The evidence 301 may be classified as strong evidence based on determining that there is no potential evidence associated with the system failure mode 305 based on the metadata 215. The evidence 301 may be classified as weak evidence based on determining that there is potential evidence associated with the system failure mode 305 based on the metadata 215.
At block 410, strong evidence is processed. Multiple instances of the strong evidence can be processed in parallel as there is no time dependency. At block 412, if there was only strong evidence, then the maintenance action is resolved, and flow proceeds to block 414. At block 414, the system failure mode 305 is diagnosed as a fault 310 by the maintenance data computer 102 based on the evidence 301 and a corresponding maintenance work order is generated. Flow then returns to block 404.
At block 412, if there is weak evidence, then the weak evidence is processed at block 416 after processing any instances of the strong evidence. If the weak evidence can be resolved where all corresponding instances 303 of potential evidence have been received as additional evidence, then the maintenance action is resolved at block 418 and the flow continues to block 414; otherwise, the flow returns to block 404. For weak evidence, the system failure mode 305 can be diagnosed as the fault 310 prior to waiting for the maximum predicted latency upon receiving all of instances 303 of the potential evidence associated with the system failure mode 305.

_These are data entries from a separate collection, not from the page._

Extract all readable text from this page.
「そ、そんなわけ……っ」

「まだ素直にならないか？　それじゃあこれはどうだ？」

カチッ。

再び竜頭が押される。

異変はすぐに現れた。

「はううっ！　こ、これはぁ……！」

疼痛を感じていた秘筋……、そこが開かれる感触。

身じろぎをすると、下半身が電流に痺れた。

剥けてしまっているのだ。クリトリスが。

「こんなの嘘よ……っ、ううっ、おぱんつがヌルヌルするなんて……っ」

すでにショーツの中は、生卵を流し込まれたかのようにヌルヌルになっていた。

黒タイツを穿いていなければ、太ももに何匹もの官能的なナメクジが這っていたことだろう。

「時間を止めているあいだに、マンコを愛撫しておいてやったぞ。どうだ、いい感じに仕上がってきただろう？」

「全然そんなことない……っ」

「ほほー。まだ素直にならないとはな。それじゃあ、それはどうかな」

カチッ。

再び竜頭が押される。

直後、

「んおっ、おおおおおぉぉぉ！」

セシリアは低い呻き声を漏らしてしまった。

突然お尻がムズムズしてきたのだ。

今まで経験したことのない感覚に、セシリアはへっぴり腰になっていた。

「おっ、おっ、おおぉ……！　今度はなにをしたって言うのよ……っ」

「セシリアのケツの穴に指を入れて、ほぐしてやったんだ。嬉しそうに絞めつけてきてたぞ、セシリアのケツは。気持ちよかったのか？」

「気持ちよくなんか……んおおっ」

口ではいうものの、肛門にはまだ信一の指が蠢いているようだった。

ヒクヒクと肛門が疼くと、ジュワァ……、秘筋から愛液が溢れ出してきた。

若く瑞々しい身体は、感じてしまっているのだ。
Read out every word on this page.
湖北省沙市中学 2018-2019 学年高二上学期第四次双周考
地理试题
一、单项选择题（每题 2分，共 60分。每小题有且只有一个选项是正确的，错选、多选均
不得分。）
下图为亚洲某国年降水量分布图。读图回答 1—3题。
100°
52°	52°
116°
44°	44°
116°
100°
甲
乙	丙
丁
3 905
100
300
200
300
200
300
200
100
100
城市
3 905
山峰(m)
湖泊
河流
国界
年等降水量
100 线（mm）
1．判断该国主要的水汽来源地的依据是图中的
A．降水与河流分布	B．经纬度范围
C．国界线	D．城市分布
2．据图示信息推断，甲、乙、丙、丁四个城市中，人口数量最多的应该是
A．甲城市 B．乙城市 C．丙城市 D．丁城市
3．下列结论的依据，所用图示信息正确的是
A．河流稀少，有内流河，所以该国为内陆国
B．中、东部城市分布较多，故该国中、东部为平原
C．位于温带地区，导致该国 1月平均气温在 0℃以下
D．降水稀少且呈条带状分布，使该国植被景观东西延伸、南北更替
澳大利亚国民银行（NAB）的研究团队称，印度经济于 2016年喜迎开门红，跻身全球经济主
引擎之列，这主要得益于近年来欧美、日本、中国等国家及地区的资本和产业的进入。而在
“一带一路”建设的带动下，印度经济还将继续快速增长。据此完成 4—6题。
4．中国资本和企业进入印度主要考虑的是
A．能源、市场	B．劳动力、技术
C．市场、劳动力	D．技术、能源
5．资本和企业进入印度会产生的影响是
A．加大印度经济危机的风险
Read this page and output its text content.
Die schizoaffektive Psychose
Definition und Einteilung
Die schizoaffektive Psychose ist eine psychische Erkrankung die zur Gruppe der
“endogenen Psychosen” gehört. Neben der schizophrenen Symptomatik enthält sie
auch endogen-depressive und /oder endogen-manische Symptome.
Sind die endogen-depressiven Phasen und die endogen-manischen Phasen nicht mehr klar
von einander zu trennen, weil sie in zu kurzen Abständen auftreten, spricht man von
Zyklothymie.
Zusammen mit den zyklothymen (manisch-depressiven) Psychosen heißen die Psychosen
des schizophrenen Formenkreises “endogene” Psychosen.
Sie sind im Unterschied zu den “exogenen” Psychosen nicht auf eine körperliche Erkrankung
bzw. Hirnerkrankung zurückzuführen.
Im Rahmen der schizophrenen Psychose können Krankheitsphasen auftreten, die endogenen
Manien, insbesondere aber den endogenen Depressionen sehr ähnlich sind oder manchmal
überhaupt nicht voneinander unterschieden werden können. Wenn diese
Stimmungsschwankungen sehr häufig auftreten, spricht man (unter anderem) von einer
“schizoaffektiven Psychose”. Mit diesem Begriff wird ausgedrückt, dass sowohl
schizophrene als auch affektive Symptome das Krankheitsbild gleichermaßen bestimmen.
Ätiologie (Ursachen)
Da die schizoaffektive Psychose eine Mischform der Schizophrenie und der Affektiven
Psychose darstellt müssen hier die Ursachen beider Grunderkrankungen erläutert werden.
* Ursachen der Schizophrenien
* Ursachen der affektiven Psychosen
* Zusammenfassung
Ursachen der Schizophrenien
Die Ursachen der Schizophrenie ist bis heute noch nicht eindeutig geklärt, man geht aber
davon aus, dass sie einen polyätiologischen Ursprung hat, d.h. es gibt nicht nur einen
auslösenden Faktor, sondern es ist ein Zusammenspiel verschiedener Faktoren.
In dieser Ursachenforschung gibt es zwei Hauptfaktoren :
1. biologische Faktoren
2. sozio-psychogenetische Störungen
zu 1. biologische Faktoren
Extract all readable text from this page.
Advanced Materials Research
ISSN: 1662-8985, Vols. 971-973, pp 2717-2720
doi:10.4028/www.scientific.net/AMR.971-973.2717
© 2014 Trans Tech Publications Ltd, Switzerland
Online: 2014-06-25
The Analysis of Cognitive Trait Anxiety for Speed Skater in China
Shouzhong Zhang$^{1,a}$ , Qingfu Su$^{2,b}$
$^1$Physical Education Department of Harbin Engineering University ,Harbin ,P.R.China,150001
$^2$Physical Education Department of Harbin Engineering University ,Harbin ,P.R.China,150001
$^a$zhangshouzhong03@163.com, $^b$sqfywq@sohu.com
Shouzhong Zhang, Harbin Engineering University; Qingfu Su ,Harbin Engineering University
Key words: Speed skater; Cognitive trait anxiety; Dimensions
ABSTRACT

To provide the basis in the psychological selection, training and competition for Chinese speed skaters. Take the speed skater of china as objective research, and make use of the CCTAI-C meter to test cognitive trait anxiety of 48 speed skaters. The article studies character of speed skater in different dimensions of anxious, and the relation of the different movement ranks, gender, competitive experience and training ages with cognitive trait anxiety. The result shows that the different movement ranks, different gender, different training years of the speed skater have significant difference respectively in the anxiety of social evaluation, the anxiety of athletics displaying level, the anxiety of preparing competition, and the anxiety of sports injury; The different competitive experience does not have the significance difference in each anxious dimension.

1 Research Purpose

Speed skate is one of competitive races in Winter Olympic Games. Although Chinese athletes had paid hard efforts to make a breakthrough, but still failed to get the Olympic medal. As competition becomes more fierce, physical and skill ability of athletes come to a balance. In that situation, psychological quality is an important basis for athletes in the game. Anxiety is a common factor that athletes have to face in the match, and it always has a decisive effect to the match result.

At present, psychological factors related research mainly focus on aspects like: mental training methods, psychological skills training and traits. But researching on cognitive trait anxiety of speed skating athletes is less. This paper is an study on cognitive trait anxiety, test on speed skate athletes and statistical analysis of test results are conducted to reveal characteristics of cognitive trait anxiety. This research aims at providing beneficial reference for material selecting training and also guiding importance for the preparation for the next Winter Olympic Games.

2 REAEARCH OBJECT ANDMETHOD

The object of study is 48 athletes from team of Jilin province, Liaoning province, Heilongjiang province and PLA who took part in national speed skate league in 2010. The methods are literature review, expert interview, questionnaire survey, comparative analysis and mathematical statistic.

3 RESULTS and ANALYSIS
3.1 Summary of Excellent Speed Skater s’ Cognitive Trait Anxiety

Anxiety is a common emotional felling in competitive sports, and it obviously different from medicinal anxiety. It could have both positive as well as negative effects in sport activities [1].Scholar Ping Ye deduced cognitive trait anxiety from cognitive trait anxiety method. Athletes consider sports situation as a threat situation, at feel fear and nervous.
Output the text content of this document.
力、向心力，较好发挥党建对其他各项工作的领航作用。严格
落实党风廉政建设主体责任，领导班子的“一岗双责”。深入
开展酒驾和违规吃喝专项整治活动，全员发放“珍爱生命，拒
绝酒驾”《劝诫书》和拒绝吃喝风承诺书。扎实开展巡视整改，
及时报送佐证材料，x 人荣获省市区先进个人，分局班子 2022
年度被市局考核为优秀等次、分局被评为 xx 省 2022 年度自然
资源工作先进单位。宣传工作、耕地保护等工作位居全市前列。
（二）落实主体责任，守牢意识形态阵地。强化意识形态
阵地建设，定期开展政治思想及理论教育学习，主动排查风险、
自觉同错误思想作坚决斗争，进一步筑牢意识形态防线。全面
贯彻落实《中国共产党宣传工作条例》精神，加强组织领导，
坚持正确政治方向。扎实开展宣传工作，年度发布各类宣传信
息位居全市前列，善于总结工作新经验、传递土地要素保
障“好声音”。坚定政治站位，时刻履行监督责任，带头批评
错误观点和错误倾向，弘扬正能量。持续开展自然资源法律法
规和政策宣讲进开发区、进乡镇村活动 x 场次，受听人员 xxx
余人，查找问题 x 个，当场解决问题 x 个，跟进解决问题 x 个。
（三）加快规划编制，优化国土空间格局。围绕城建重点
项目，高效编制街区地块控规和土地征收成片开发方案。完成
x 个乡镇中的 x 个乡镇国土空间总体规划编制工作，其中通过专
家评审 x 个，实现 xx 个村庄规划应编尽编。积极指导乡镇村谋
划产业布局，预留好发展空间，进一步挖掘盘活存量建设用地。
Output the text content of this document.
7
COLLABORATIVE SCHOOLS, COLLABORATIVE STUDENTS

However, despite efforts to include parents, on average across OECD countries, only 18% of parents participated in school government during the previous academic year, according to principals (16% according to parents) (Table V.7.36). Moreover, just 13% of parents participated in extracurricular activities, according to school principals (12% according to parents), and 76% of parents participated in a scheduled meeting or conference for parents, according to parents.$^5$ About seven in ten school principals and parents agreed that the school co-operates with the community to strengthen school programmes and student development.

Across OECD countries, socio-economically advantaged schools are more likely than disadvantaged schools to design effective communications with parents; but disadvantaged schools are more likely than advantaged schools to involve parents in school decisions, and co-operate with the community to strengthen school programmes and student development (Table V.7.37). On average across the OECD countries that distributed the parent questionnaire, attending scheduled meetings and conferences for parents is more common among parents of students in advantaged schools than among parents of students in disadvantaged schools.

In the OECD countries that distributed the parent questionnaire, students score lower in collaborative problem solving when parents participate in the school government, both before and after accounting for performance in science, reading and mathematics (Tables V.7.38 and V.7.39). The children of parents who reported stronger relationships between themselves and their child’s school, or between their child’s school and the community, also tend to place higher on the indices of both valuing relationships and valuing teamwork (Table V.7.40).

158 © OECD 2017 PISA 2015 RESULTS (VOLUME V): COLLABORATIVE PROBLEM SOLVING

Technical effects include providing enhanced fault isolation by accounting for variations in latency between identifying evidence and other related instances of potential evidence associated with a system failure mode before declaring a fault. Embodiments of the invention encompass performing latency tolerant fault isolation on a maintenance data computer. Embodiments also relate to computer-readable media, such as memory, flash chips, flash drives, hard disks, optical disks, magnetic disks, or any other type of computer-readable media capable of storing a computer program to perform latency tolerant fault isolation on a maintenance data computer.
While the invention has been described in detail in connection with only a limited number of embodiments, it should be readily understood that the invention is not limited to such disclosed embodiments. Rather, the invention can be modified to incorporate any number of variations, alterations, substitutions or equivalent arrangements not heretofore described, but which are commensurate with the spirit and scope of the invention. Additionally, while various embodiments of the invention have been described, it is to be understood that aspects of the invention may include only some of the described embodiments. Accordingly, the invention is not to be seen as limited by the foregoing description, but is only limited by the scope of the appended claims.
This invention was made with government support under contract number N00019-06-C-0061 awarded by the United States Navy. The government has certain rights in the invention.